85.帰宅時の横道②(怖さレベル:★★☆)

「う、っ……」


その子どもと目が合ったオレは、思わず急ブレーキをかけました。


彼との距離はおよそ三メートルもないでしょうか。


間近に迫ったその少年。

その子どもの頭の形が、どうにも奇妙なのです。


短い髪の生えるその頭は、人間のまるみのある頭蓋ではなく、

ボコボコと凸凹のある、不定形な形状。


帽子や、被り物をしている様子はいっさいありません。


そう、あの形はまさに――。


「お……鬼……?」


小鬼。
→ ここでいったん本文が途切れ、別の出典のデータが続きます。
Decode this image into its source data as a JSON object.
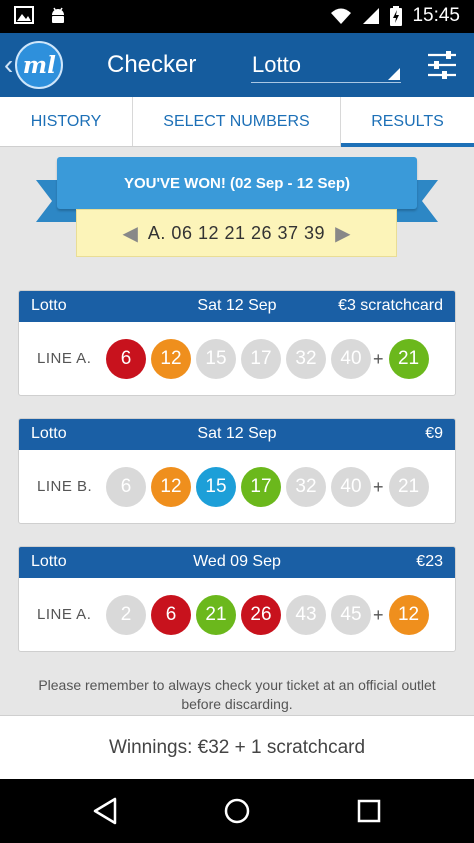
{
  "status_bar": {
    "time": "15:45"
  },
  "app_bar": {
    "logo_text": "ml",
    "title": "Checker",
    "game_selected": "Lotto"
  },
  "tabs": [
    {
      "label": "HISTORY",
      "active": false
    },
    {
      "label": "SELECT NUMBERS",
      "active": false
    },
    {
      "label": "RESULTS",
      "active": true
    }
  ],
  "banner": {
    "headline": "YOU'VE WON! (02 Sep - 12 Sep)",
    "numbers_line": "A. 06 12 21 26 37 39"
  },
  "results": [
    {
      "game": "Lotto",
      "date": "Sat 12 Sep",
      "prize": "€3 scratchcard",
      "line_label": "LINE A.",
      "balls": [
        {
          "n": "6",
          "c": "#c8121d"
        },
        {
          "n": "12",
          "c": "#ef8f1d"
        },
        {
          "n": "15",
          "c": "grey"
        },
        {
          "n": "17",
          "c": "grey"
        },
        {
          "n": "32",
          "c": "grey"
        },
        {
          "n": "40",
          "c": "grey"
        }
      ],
      "bonus": {
        "n": "21",
        "c": "#6bb81c"
      }
    },
    {
      "game": "Lotto",
      "date": "Sat 12 Sep",
      "prize": "€9",
      "line_label": "LINE B.",
      "balls": [
        {
          "n": "6",
          "c": "grey"
        },
        {
          "n": "12",
          "c": "#ef8f1d"
        },
        {
          "n": "15",
          "c": "#1d9fd8"
        },
        {
          "n": "17",
          "c": "#6bb81c"
        },
        {
          "n": "32",
          "c": "grey"
        },
        {
          "n": "40",
          "c": "grey"
        }
      ],
      "bonus": {
        "n": "21",
        "c": "grey"
      }
    },
    {
      "game": "Lotto",
      "date": "Wed 09 Sep",
      "prize": "€23",
      "line_label": "LINE A.",
      "balls": [
        {
          "n": "2",
          "c": "grey"
        },
        {
          "n": "6",
          "c": "#c8121d"
        },
        {
          "n": "21",
          "c": "#6bb81c"
        },
        {
          "n": "26",
          "c": "#c8121d"
        },
        {
          "n": "43",
          "c": "grey"
        },
        {
          "n": "45",
          "c": "grey"
        }
      ],
      "bonus": {
        "n": "12",
        "c": "#ef8f1d"
      }
    }
  ],
  "notice": "Please remember to always check your ticket at an official outlet before discarding.",
  "winnings": "Winnings: €32 + 1 scratchcard",
  "icons": {
    "status_left": [
      "image-icon",
      "android-icon"
    ],
    "status_right": [
      "wifi-icon",
      "signal-icon",
      "battery-charging-icon"
    ],
    "app_bar": [
      "back-chevron-icon",
      "filter-sliders-icon"
    ],
    "nav": [
      "back-triangle-icon",
      "home-circle-icon",
      "recents-square-icon"
    ]
  }
}
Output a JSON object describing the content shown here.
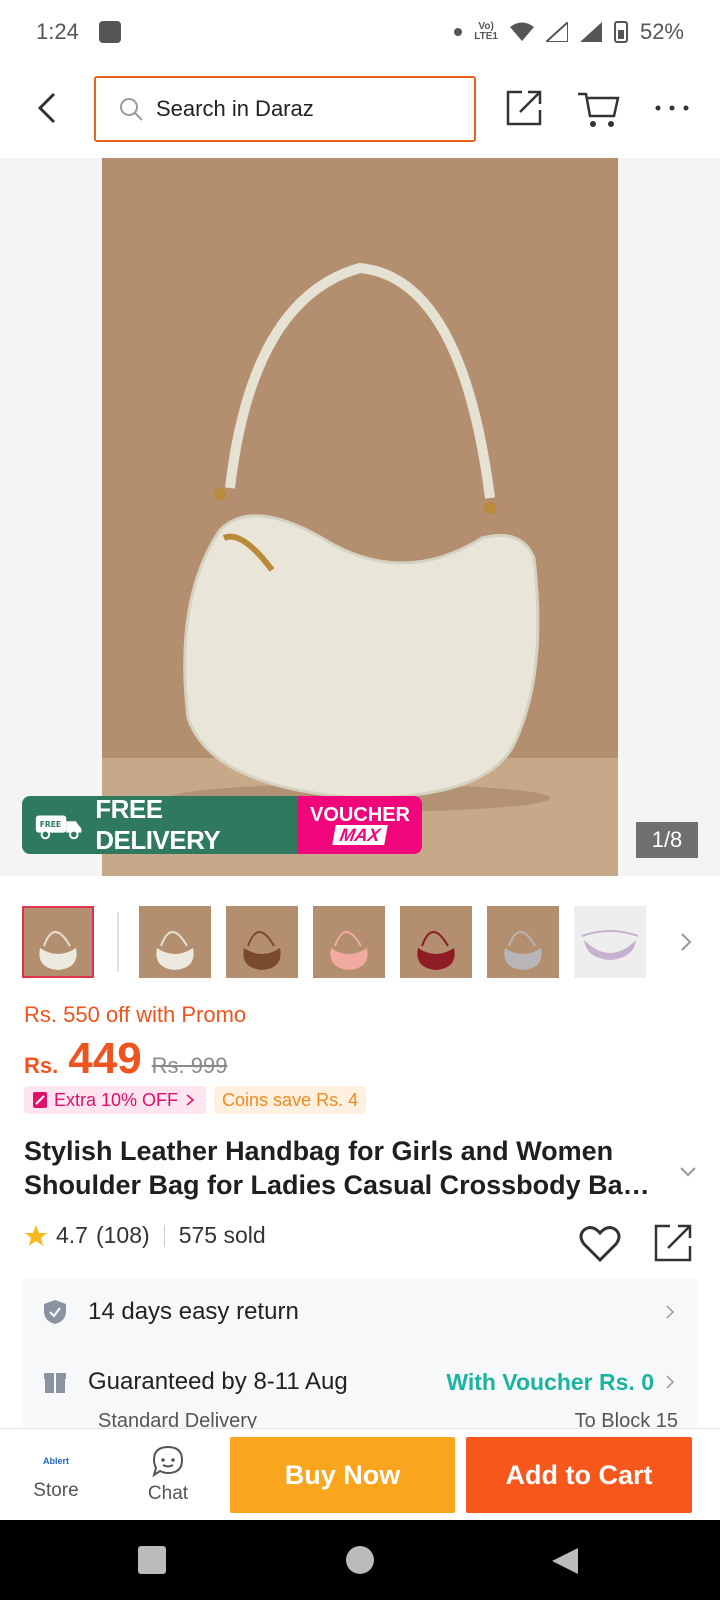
{
  "status_bar": {
    "time": "1:24",
    "battery": "52%",
    "network": "VoLTE LTE1"
  },
  "nav": {
    "search_placeholder": "Search in Daraz"
  },
  "gallery": {
    "free_delivery": "FREE DELIVERY",
    "free_tag": "FREE",
    "voucher_line1": "VOUCHER",
    "voucher_line2": "MAX",
    "counter": "1/8",
    "thumb_colors": [
      "#ece9df",
      "#ece9df",
      "#7a4a2c",
      "#f2a99f",
      "#8e1c25",
      "#b7b5b8",
      "#c6b1cf"
    ]
  },
  "price": {
    "promo": "Rs. 550 off with Promo",
    "currency": "Rs.",
    "value": "449",
    "original": "Rs. 999",
    "extra_off": "Extra 10% OFF",
    "coins": "Coins save Rs. 4"
  },
  "product": {
    "title_line1": "Stylish Leather Handbag for Girls and Women",
    "title_line2": "Shoulder Bag for Ladies Casual Crossbody Bag for Women"
  },
  "rating": {
    "score": "4.7",
    "count": "(108)",
    "sold": "575 sold"
  },
  "service": {
    "return": "14 days easy return",
    "delivery": "Guaranteed by 8-11 Aug",
    "voucher": "With Voucher Rs. 0",
    "delivery_type": "Standard Delivery",
    "destination": "To Block 15"
  },
  "actions": {
    "store": "Store",
    "store_logo": "Ablert",
    "chat": "Chat",
    "buy_now": "Buy Now",
    "add_to_cart": "Add to Cart"
  },
  "colors": {
    "accent": "#f6571b",
    "buy_now": "#f9a51d",
    "promo_green": "#2f7a5f",
    "voucher_pink": "#f0057a",
    "teal": "#1bb49e"
  }
}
その名称に相応しいような、その頭部。


頭頂部に見える、とがった三つの突起は、幼い頃

読み聞かせられた童話に出てくる鬼の角そのものなのです。


ギラギラとキツい眼差しでこちらを見つめるその子どもは、

オレが停止したのに気付くと、ゆっくりと口を「あ」の形に縦に伸ばし、


ギャアギャアギャア


あの、カラスが縊られたかのごとき声を発したのです。


「な……っ」


このまま進行すると、あの少年の前を通らなければなりません。


しかし、引き返すのであればここまでの道のりを、

この薄暗くて細い道の中、バックで延々と後戻りしなくてはなりません。


未知への畏怖、事故への不安、道筋への恐怖。


オレの混乱した脳内が、グルグルとその三つを混ぜ合わせ、比較し、天秤に吊るし、


ギャアギャアギャア……


あの小鬼もどきの、不快な金切り声に急かされ、


「……っらあ!」


オレは勢いよくギアを『R』に入れ、

元来た道を全力でバックし始めました。


もし後ろから車が来てしまったら、立ち往生。

避ける道も、スペースもありません。


でも、このままあの化け物のような子どもの傍を通り抜けるならばと、

意を決して、オレは慎重かつハイスピードで車を走らせます。


ギャア、ギャアギャア……


遠くから、あの小鬼もどきの鳴き声が聞こえてきましたが、

もうオレは振り返ることはありませんでした。




「……ハァ、はぁ」


なんとか見慣れた道までバックで戻り切り、

オレは心の底から疲れ切って、道端で休んでいました。


後続車に追突されるんじゃないか、

あの子どもがずっと追ってくるんじゃないか、

そんな心の声に急かされ、正直、生きた心地がしませんでした。


あれだけ渋滞していた元の道も、オレが冒険していた間に

すっかりいつも通りの車通りに戻っています。


「はぁ……ふつうに待ってりゃ良かった。こんなに時間が経っ……えっ!?」


オレは車内の時計に目をやって、あんぐりと顎を落としました。


表示されている時刻は夜の八時。


確か、あの小道に入り込む以前は夕方の六時を過ぎたくらいだったはず。


秋の夜、いくら日が落ちていたからといって、

二時間も経っていたのに気が付かないなんて。


いや、それよりも。

オレはあんな直線の道で、往復二時間もさ迷っていた――?


あまりの異常現象に深く考えることを脳が拒否し、

オレはわき目もふらず、自宅に逃げ帰りました。


翌日。


会社からの帰り道、恐る恐る同じ道を確認しましたが、

それは一晩のうちに消える――なんてこともなく、至って普通にそこに存在していました。


一般道に面している、なんてことのないその通路。


アスファルトには真新しい白線も引かれ、

すぐ傍の歩道を、学校帰りらしき高校生が自転車でサーっと通っていきます。


「…………」


オレはそれを一瞥したものの、前日の恐怖を思い出すと、

とても再び道の先を確かめる気にはなれませんでした。


まさか、自分がいつも通る道にあんなワナのような脇道があるなんて。


それに……あの大渋滞に巻き込まれた日。

オレより先に入っていった、あの白い軽自動車。


あれはオレがあの道を進んだ時にも、

逃げ帰った後にも、ついぞ見ることはありませんでした。


無事にあの道を通り抜けることができたのか、

もしくはあの小鬼によって何かされてしまったのか。


それとも、そもそもあの車自体が、

オレをあの道に誘い込む為のワナであったのか。


……あの道は、今でもオレの通勤路の途中、消えることなく存在しています。